12-24 hour larva is fine, I don't think there is any advantage to going under that age. 

Give the queen a frame Monday afternoon. Graft that frame friday morning. They will hatch the next Tuesday. The link to the calendar says that you should be able to graft on Thursday. It doesn't work. Maybe at 10 or 11 pm you could graft a few larva just an hour old. Holy cow that doesn't work at all. They are trying to graft about 20 hours early. If you try this schedule you'll probably have nothing but a frame of eggs to look at when you go to graft.

This calendar is very cool. But it seems off. If it works for those who have tried it, Great. If anyone is having trouble making this thing work for them, I'm not surprised. I'm sure it's by the book, but something is slightly off.


----------



## jim lyon (Feb 19, 2006)

Actually we usually use a 5 day frame rotation seems like it takes a day for the bees to get them ready to lay in, always seems like its hard to find a nice clean dark comb that isn't filled with pollen or nectar. As far as larva age, im trying to point out that it is a variable in cell hatching if there is as much as a 24 hour age difference. I have always assumed with grafting larva the younger the better.


----------



## kilocharlie (Dec 27, 2010)

ryan said:


> ...12-24 hour larva is fine, I don't think there is any advantage to going under that age.
> 
> ... you could graft a few larva just an hour old. Holy cow that doesn't work at all. They are trying to graft about 20 hours early. If you try this schedule you'll probably have nothing but a frame of eggs to look at when you go to graft.
> 
> This calendar is very cool. But it seems off. If it works for those who have tried it, Great. If anyone is having trouble making this thing work for them, I'm not surprised....
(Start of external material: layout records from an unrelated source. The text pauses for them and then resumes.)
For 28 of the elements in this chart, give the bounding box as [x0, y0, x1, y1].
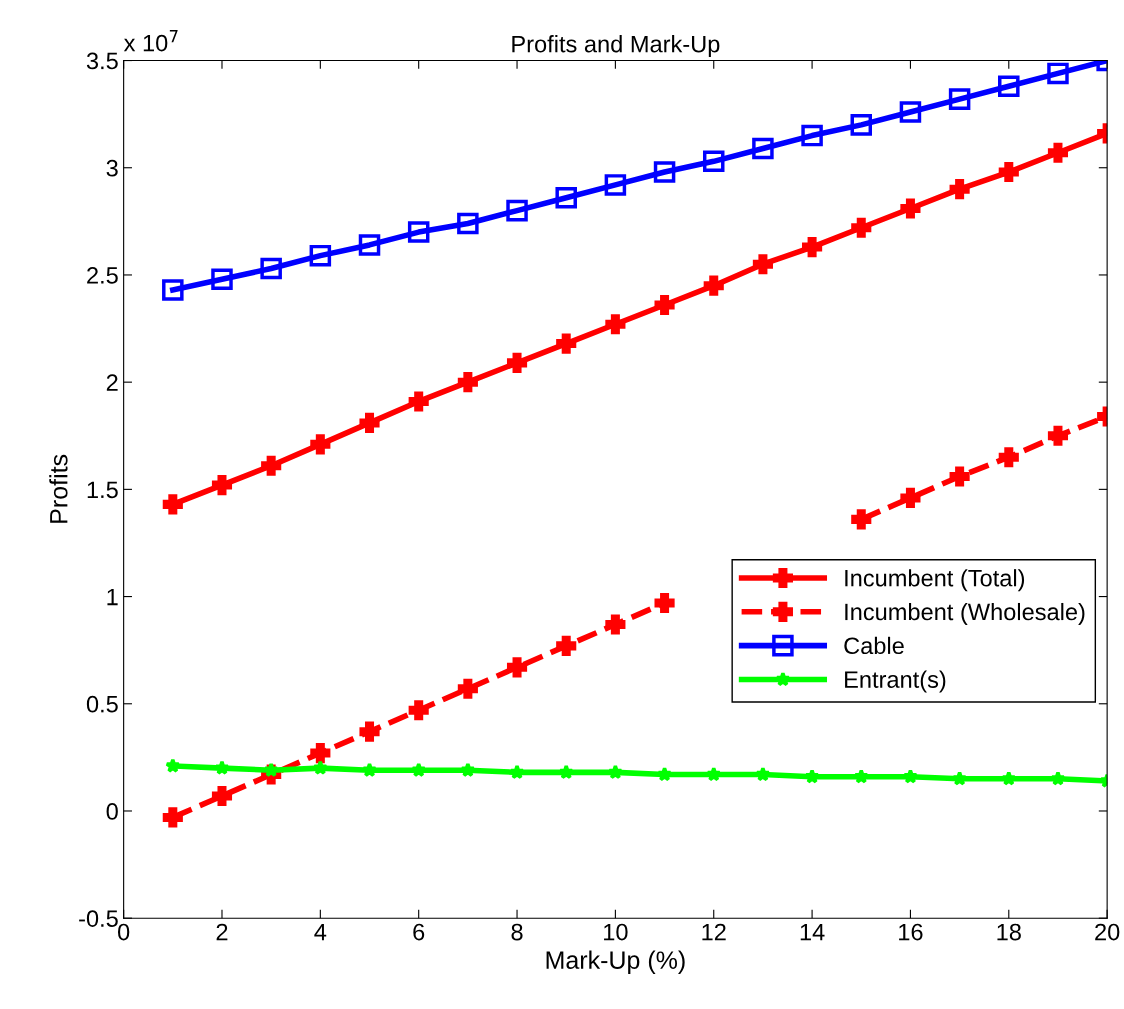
text: x 10$^{7}$ — [123, 30, 178, 52]
legend-label: Cable — [844, 636, 904, 655]
y-tick-label: 2.5 — [87, 267, 118, 284]
y-tick-label: 0.5 — [86, 695, 118, 713]
x-tick-label: 14 — [800, 923, 825, 941]
legend-label: Entrant(s) — [845, 670, 946, 693]
y-tick-label: -0.5 — [79, 910, 118, 927]
x-axis-title: Mark-Up (%) — [546, 950, 685, 974]
x-tick-label: 16 — [899, 923, 923, 941]
y-axis-title: Profits — [49, 454, 68, 523]
x-tick-label: 2 — [216, 923, 228, 941]
y-tick-label: 2 — [106, 374, 118, 391]
y-tick-label: 0 — [106, 803, 118, 820]
x-tick-label: 0 — [118, 923, 130, 941]
y-tick-label: 3 — [106, 159, 118, 177]
legend-label: Incumbent (Wholesale) — [845, 602, 1085, 625]
legend-label: Incumbent (Total) — [845, 569, 1025, 592]
x-tick-label: 4 — [314, 923, 327, 941]
x-tick-label: 10 — [604, 923, 628, 941]
chart-title: Profits and Mark-Up — [512, 35, 720, 58]
y-tick-label: 3.5 — [86, 52, 118, 70]
x-tick-label: 18 — [997, 923, 1021, 941]
x-tick-label: 6 — [413, 923, 425, 941]
y-tick-label: 1.5 — [87, 481, 118, 499]
x-tick-label: 20 — [1095, 923, 1120, 941]
x-tick-label: 12 — [702, 923, 726, 941]
y-tick-label: 1 — [107, 588, 118, 606]
x-tick-label: 8 — [511, 923, 523, 941]
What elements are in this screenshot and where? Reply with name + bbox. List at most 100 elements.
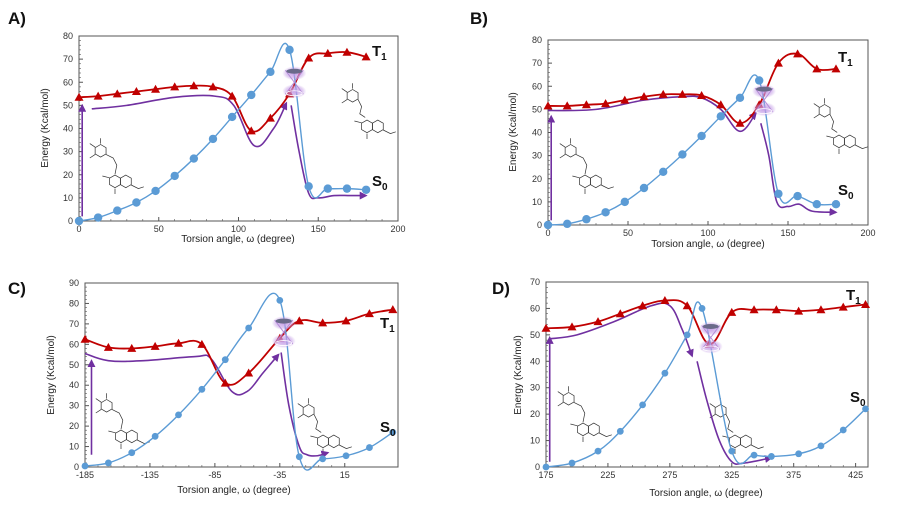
s0-label-main: S: [850, 389, 860, 406]
y-tick-label: 80: [69, 298, 79, 308]
trans-molecule-structure: [89, 138, 144, 195]
s0-label: S0: [380, 419, 396, 439]
s0-data-point: [563, 219, 572, 229]
s0-data-point: [342, 184, 352, 193]
s0-data-point: [735, 93, 745, 103]
reaction-path-arrow: [547, 95, 758, 133]
t1-label-subscript: 1: [847, 58, 853, 69]
s0-data-point: [389, 428, 397, 436]
molecule-bond: [339, 444, 352, 449]
s0-data-point: [81, 462, 89, 470]
y-tick-label: 40: [532, 128, 542, 138]
t1-data-point: [639, 92, 649, 101]
x-tick-label: 50: [154, 224, 164, 234]
molecule-bond: [95, 393, 107, 414]
s0-data-point: [104, 459, 112, 467]
y-tick-label: 20: [69, 421, 79, 431]
s0-data-point: [189, 154, 199, 163]
x-tick-label: 425: [848, 470, 863, 480]
t1-data-point: [660, 296, 670, 304]
t1-data-point: [682, 301, 692, 310]
reaction-path-arrow: [549, 302, 694, 358]
t1-curve: [78, 51, 367, 133]
molecule-bond: [89, 138, 101, 159]
x-tick-label: 225: [600, 470, 615, 480]
s0-label-subscript: 0: [860, 398, 866, 409]
s0-data-point: [323, 184, 333, 193]
t1-label-main: T: [380, 315, 389, 332]
s0-data-point: [295, 453, 303, 461]
s0-data-point: [366, 444, 373, 451]
trans-molecule-structure: [95, 393, 150, 450]
x-tick-label: 200: [860, 228, 875, 238]
x-tick-label: 0: [545, 228, 550, 238]
s0-data-point: [276, 296, 284, 304]
t1-data-point: [174, 338, 184, 347]
molecule-ring: [564, 144, 577, 158]
t1-data-point: [265, 113, 275, 122]
molecule-bond: [108, 430, 122, 450]
t1-label-subscript: 1: [389, 324, 395, 335]
y-tick-label: 20: [63, 170, 73, 180]
y-tick-label: 10: [69, 442, 79, 452]
y-tick-label: 0: [68, 216, 73, 226]
panel-a-xlabel: Torsion angle, ω (degree): [181, 234, 294, 245]
t1-data-point: [541, 323, 551, 332]
decay-path-arrow: [760, 123, 838, 216]
molecule-bond: [310, 435, 324, 455]
t1-data-point: [562, 101, 572, 110]
x-tick-label: 325: [724, 470, 739, 480]
molecule-bond: [601, 184, 614, 189]
s0-data-point: [319, 455, 327, 463]
t1-data-point: [593, 317, 603, 326]
s0-data-point: [543, 220, 553, 230]
t1-data-point: [131, 87, 141, 95]
s0-data-point: [93, 213, 103, 222]
panel-c-xlabel: Torsion angle, ω (degree): [177, 485, 290, 496]
x-tick-label: 100: [231, 224, 246, 234]
s0-data-point: [795, 450, 803, 458]
panel-c-letter: C): [8, 279, 26, 298]
s0-data-point: [582, 215, 591, 224]
y-tick-label: 70: [532, 58, 542, 68]
molecule-ring: [739, 434, 752, 449]
t1-label-main: T: [846, 287, 855, 304]
molecule-bond: [354, 120, 368, 140]
x-tick-label: 0: [76, 224, 81, 234]
t1-data-point: [189, 81, 199, 90]
molecule-ring: [115, 429, 127, 444]
s0-data-point: [594, 447, 602, 455]
t1-data-point: [361, 52, 371, 61]
s0-curve: [545, 301, 867, 468]
molecule-bond: [357, 99, 366, 118]
t1-data-point: [861, 299, 871, 308]
molecule-ring: [562, 392, 575, 406]
conical-intersection-upper-disk: [756, 86, 772, 92]
s0-data-point: [245, 324, 253, 332]
panel-b: B) Torsion angle, ω (degree) Energy (Kca…: [470, 9, 876, 250]
y-tick-label: 10: [532, 197, 542, 207]
conical-intersection-lower-disk: [285, 90, 303, 97]
x-tick-label: -135: [141, 470, 159, 480]
t1-data-point: [658, 89, 668, 98]
x-tick-label: -35: [273, 470, 286, 480]
s0-data-point: [361, 185, 371, 194]
s0-data-point: [862, 405, 869, 413]
s0-data-point: [639, 183, 649, 193]
panel-d-letter: D): [492, 279, 510, 298]
cis-molecule-structure: [709, 398, 764, 455]
molecule-ring: [729, 434, 741, 449]
molecule-ring: [833, 134, 845, 149]
molecule-bond: [341, 83, 353, 104]
y-tick-label: 60: [69, 339, 79, 349]
t1-label: T1: [380, 315, 395, 335]
y-tick-label: 50: [63, 100, 73, 110]
t1-data-point: [93, 91, 103, 100]
s0-data-point: [817, 442, 825, 450]
panel-b-letter: B): [470, 9, 488, 28]
s0-data-point: [716, 112, 725, 121]
t1-data-point: [581, 100, 591, 109]
t1-data-point: [773, 58, 783, 67]
t1-data-point: [197, 339, 207, 348]
molecule-ring: [302, 404, 315, 418]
Ryan - you are observing first hand and that is how you get it. Everyone has different bees and different conditions and you need to tweak your calendar to your bees and conditions.

Breeders have been grafting since Doolittle did it, and have tried all ages up to 4th day larvae. My best results happen between 80 and 84 hours after egg-lay, and with plenty of royal jelly in the hole, but good queens do often result from larvae up to at least 12 hours older than that, perhaps as much as 40 hours after the chorion (egg shell) dissolves.

Sometime along the process, the nurse bees start feeding them worker jelly, not royal jelly. That is what I try to avoid, as fewer ovarioles tend to develop, earlier supercedure tends to occur, lower % mating tends to occur. Nothing cast in stone, here, but I like them 6 to 10 hours after metamorphosis to larva with a bit of royal jelly in the hole. A dry larva has little chance of making it. Your bees and methods will likely vary, but should vary only a small amount within consistent conditions and methods.

I like how you are thinking "inside the hexagon".


----------